No, students aren’t the only ones with fears. So is there an exercise or assignment we can design that can help us “share our fear”? Perhaps.
If I could gather all of you into a big room, here’s the exercise I’d prepare for you. I would ask you to write down, on post-it notes:
- Three fears you have about your pedagogical practice, what you are trying to do in the classroom. These can be things that you worry will keep you from doing what you need to do to allow you to reach your goals as a teacher, help the students learn, or permit you to create an environment in which everyone will get the most out of the few weeks we share with our students.
- Three fears you have about the impact your professional life has on your personal life.
- Three fears you have about the institutions in which you carry out the work of teaching and learning.
Then I would have you write on separate post-it notes three things you can rely on to help you address your fears: the skills, experiences, or expertise you rely on when you’re feeling overwhelmed or uncertain, the histories of past practices you can remind yourselves of when you wake in the night worried about a class that you feel is crashing and burning, the strengths and resiliency you have built up that have carried you to where you are today.
Finally, I would ask you to write the names of three people you can talk to when these fears gnaw at your stomach and trouble your sleep. You know who they are – the question is whether you will talk to them.
The “Share Your Fear” Virtual Exercise
We’re not sitting together in a big room, but the internet exists for just such moments! While you can’t put post-its on a wall, I’ve put up a Google Doc which you can populate with your fears and the skills you have to help address them, your anxieties and your support networks. While you’re at it, write down the people to whom you can turn to share your fears (although you’ll want to leave that off this doc) You also can add additional information about yourself that you think is relevant in terms of providing context to your concerns (e.g. gender, race, length of time you have been teaching, etc.).
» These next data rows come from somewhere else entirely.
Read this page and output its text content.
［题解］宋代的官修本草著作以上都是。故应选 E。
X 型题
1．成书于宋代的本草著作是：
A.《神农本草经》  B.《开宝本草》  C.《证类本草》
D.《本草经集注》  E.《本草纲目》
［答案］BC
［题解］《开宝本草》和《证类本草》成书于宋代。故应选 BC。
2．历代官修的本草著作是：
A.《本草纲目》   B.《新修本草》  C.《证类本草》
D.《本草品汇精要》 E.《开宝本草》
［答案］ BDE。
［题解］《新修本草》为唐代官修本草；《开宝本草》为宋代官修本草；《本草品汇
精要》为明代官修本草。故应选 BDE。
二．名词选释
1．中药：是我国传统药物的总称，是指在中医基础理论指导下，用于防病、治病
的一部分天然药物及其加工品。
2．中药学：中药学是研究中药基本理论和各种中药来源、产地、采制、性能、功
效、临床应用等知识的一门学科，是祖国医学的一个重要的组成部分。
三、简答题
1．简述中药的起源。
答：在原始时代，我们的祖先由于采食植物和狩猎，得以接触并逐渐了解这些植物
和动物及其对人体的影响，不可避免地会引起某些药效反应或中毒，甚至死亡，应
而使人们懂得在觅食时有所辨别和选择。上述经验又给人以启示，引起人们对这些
The “Share the Fear” document will be our wall of post-it notes; it will be available for anyone with the link to read and add to (so keep that in mind when posting). After some time, I’ll try to summarize what has been written, where our concerns overlap and where they diverge, and what we can learn by sharing our fears. If this exercise, when used with students, helps them understand their own strengths and how to take advantage of other people’s expertise, this can help us understand that we are not alone in our fears, and that we have resources built up over years and networks of support that can help.